In fact, the way God and have been growing together lately are through ways that would have never worked in my younger days. I’m finding Him in solitude — entire days spent alone with just Him as I go about the tasks of the day. I’m finding Him during morning runs where He speaks incredible words of encouragement, wisdom, and guidance. I’m finding Him in nature – reveling in His power and presence as the sun sets, or in the beauty of evening drives along roads dappled with sunlight, or mountain hikes complete with stillness and unspoiled beauty.

The difference is now I see these changes in faith as tools in my toolbox, as Niequist says in her article. I so agree with her statement that “what trips some of us up is the all-or-nothing approach—the idea that if you don’t experience your faith the way you always have, then it’s broken, or worth walking away from. Every relationship changes, and it makes sense to me that our relationships with God change, too, as we grow up and change.”

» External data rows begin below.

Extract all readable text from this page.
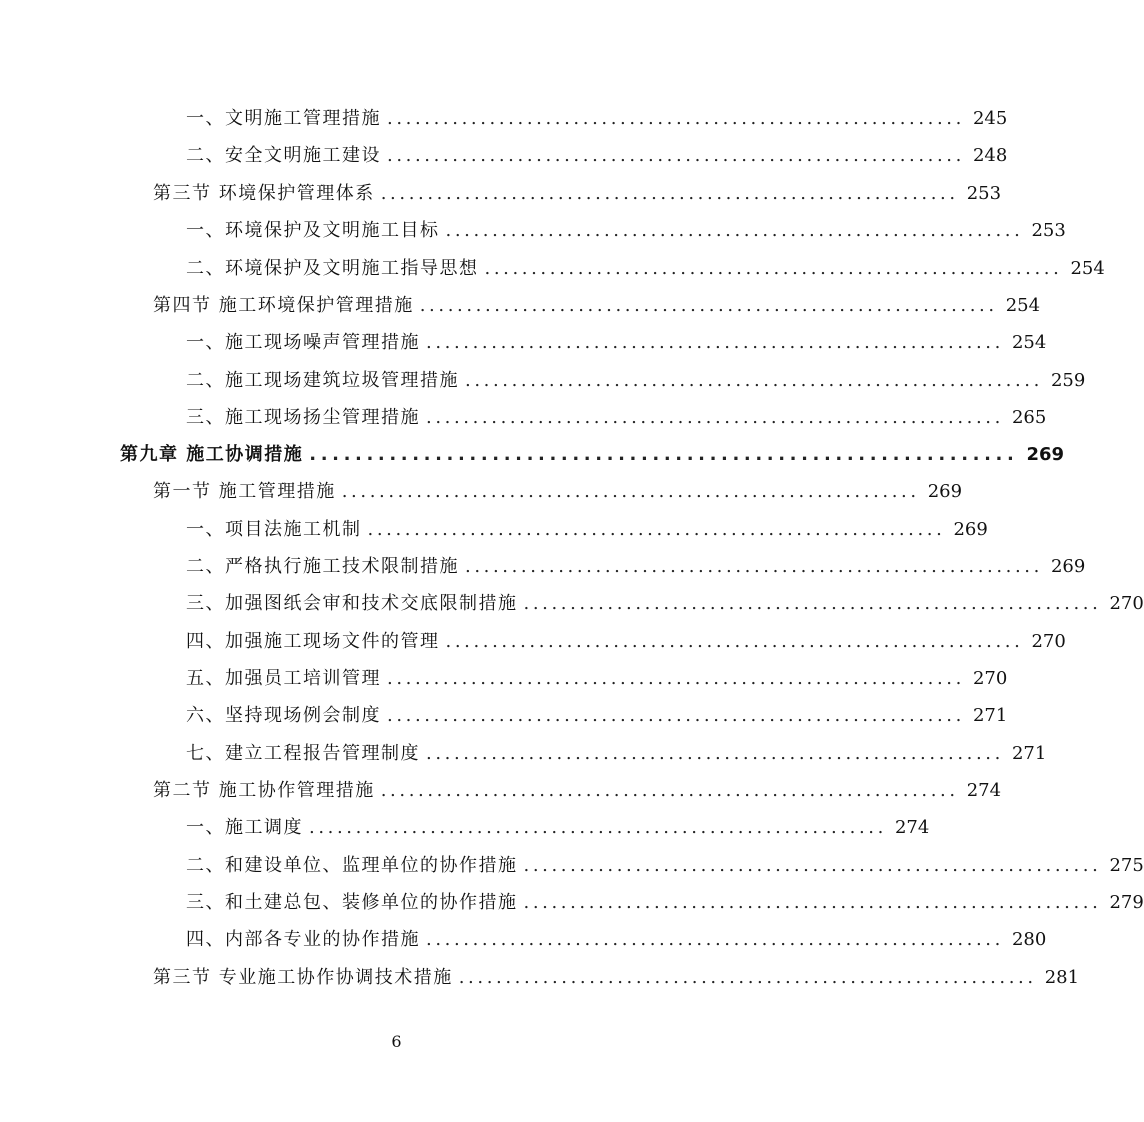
一、文明施工管理措施 .............................................................. 245
二、安全文明施工建设 .............................................................. 248
第三节 环境保护管理体系 .............................................................. 253
一、环境保护及文明施工目标 .............................................................. 253
二、环境保护及文明施工指导思想 .............................................................. 254
第四节 施工环境保护管理措施 .............................................................. 254
一、施工现场噪声管理措施 .............................................................. 254
二、施工现场建筑垃圾管理措施 .............................................................. 259
三、施工现场扬尘管理措施 .............................................................. 265
第九章 施工协调措施 .............................................................. 269
第一节 施工管理措施 .............................................................. 269
一、项目法施工机制 .............................................................. 269
二、严格执行施工技术限制措施 .............................................................. 269
三、加强图纸会审和技术交底限制措施 .............................................................. 270
四、加强施工现场文件的管理 .............................................................. 270
五、加强员工培训管理 .............................................................. 270
六、坚持现场例会制度 .............................................................. 271
七、建立工程报告管理制度 .............................................................. 271
第二节 施工协作管理措施 .............................................................. 274
一、施工调度 .............................................................. 274
二、和建设单位、监理单位的协作措施 .............................................................. 275
三、和土建总包、装修单位的协作措施 .............................................................. 279
四、内部各专业的协作措施 .............................................................. 280
第三节 专业施工协作协调技术措施 .............................................................. 281
6
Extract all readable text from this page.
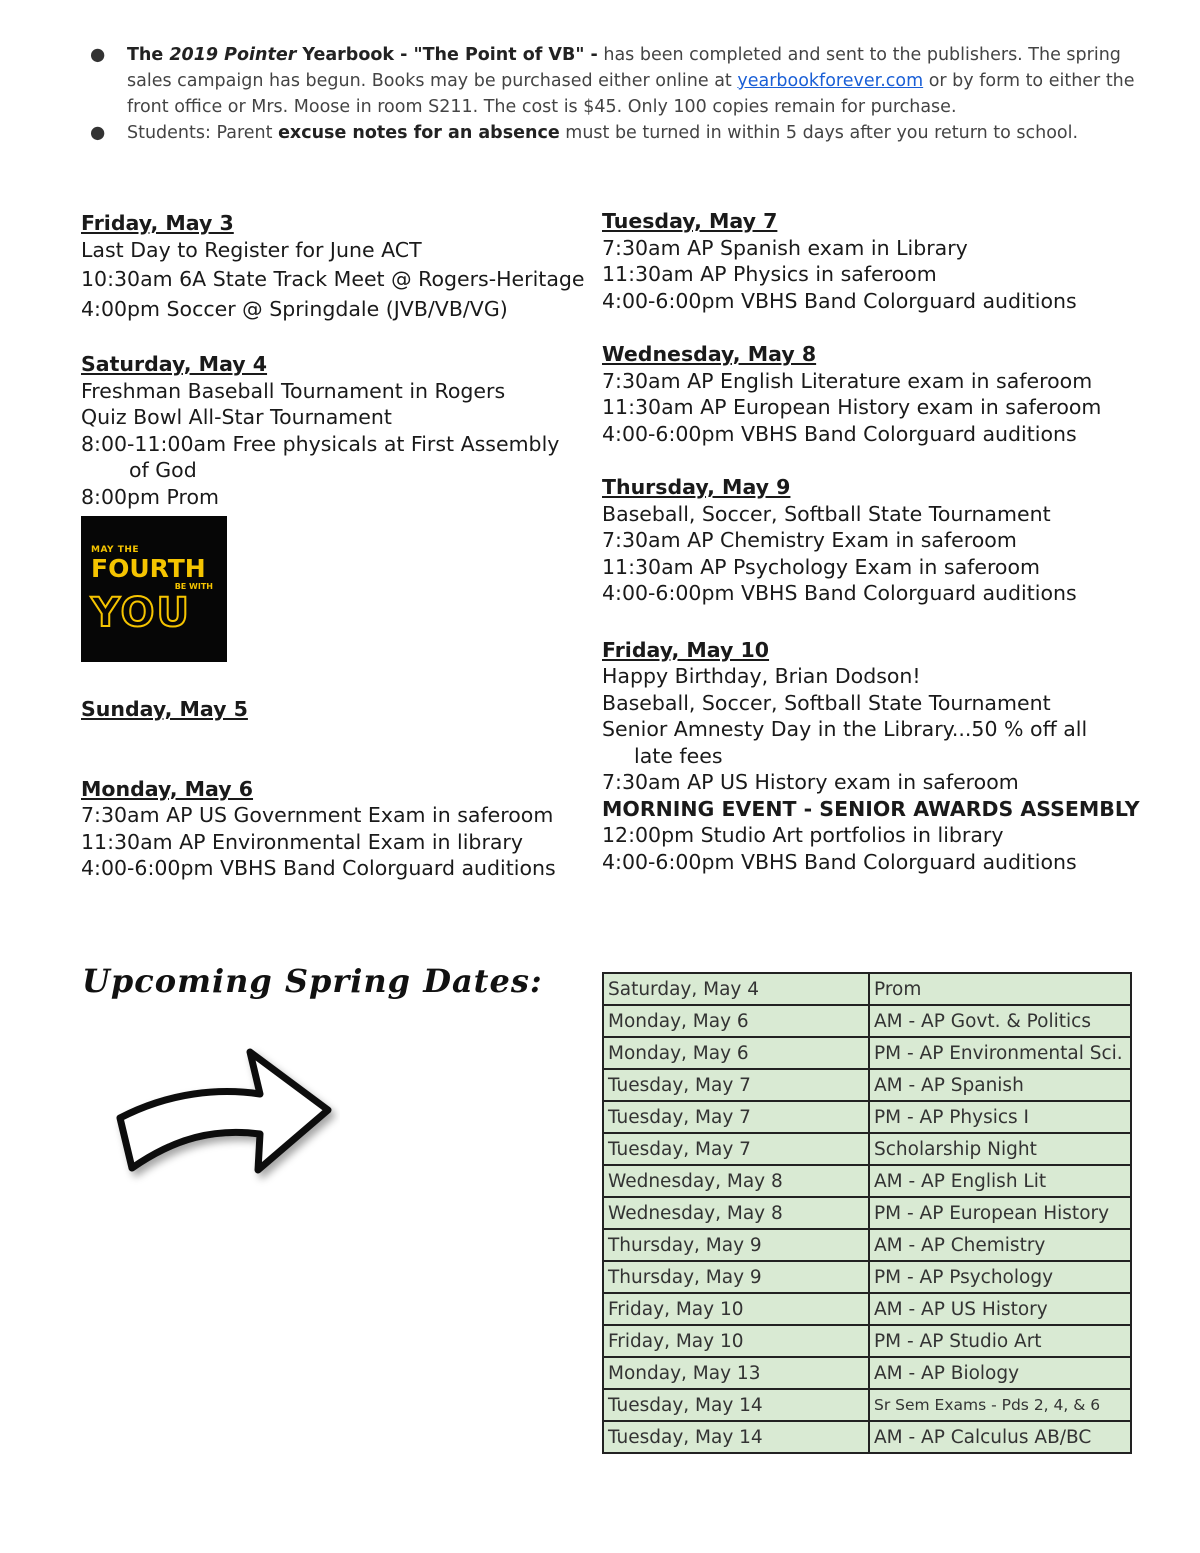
● The 2019 Pointer Yearbook - "The Point of VB" - has been completed and sent to the publishers. The spring sales campaign has begun. Books may be purchased either online at yearbookforever.com or by form to either the front office or Mrs. Moose in room S211. The cost is $45. Only 100 copies remain for purchase.
● Students: Parent excuse notes for an absence must be turned in within 5 days after you return to school.

Friday, May 3

Last Day to Register for June ACT

10:30am 6A State Track Meet @ Rogers-Heritage

4:00pm Soccer @ Springdale (JVB/VB/VG)

Saturday, May 4

Freshman Baseball Tournament in Rogers

Quiz Bowl All-Star Tournament

8:00-11:00am Free physicals at First Assembly

of God

8:00pm Prom

MAY THE
FOURTH
BE WITH
YOU

Sunday, May 5

Monday, May 6

7:30am AP US Government Exam in saferoom

11:30am AP Environmental Exam in library

4:00-6:00pm VBHS Band Colorguard auditions

Tuesday, May 7

7:30am AP Spanish exam in Library

11:30am AP Physics in saferoom

4:00-6:00pm VBHS Band Colorguard auditions

Wednesday, May 8

7:30am AP English Literature exam in saferoom

11:30am AP European History exam in saferoom

4:00-6:00pm VBHS Band Colorguard auditions

Thursday, May 9

Baseball, Soccer, Softball State Tournament

7:30am AP Chemistry Exam in saferoom

11:30am AP Psychology Exam in saferoom

4:00-6:00pm VBHS Band Colorguard auditions

Friday, May 10

Happy Birthday, Brian Dodson!

Baseball, Soccer, Softball State Tournament

Senior Amnesty Day in the Library...50 % off all

late fees

7:30am AP US History exam in saferoom

MORNING EVENT - SENIOR AWARDS ASSEMBLY

12:00pm Studio Art portfolios in library

4:00-6:00pm VBHS Band Colorguard auditions

Upcoming Spring Dates:	Saturday, May 4	Prom
Monday, May 6	AM - AP Govt. & Politics
Monday, May 6	PM - AP Environmental Sci.
Tuesday, May 7	AM - AP Spanish
Tuesday, May 7	PM - AP Physics I
Tuesday, May 7	Scholarship Night
Wednesday, May 8	AM - AP English Lit
Wednesday, May 8	PM - AP European History
Thursday, May 9	AM - AP Chemistry
Thursday, May 9	PM - AP Psychology
Friday, May 10	AM - AP US History
Friday, May 10	PM - AP Studio Art
Monday, May 13	AM - AP Biology
Tuesday, May 14	Sr Sem Exams - Pds 2, 4, & 6
Tuesday, May 14	AM - AP Calculus AB/BC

So when we find that what used build our relationship with God just isn’t working anymore, look around and see what is working. We can’t keep trying the old ways just because someone tells us we should. God wants us to grow– to change– and that always requires that we do some things differently. Today, let’s stop and take inventory of those times that we feel closest to God, of those moments and places where we can hear His voice easily. Then make a plan to integrate those into our lives.

Eventually, as Niequist says, some of your older “faith tools” might come back around again. That doesn’t mean you are falling back into your old relationship with Christ. It means your spiritual toolbox has gotten bigger, and if you use those tools, your faith has a chance to grow once more.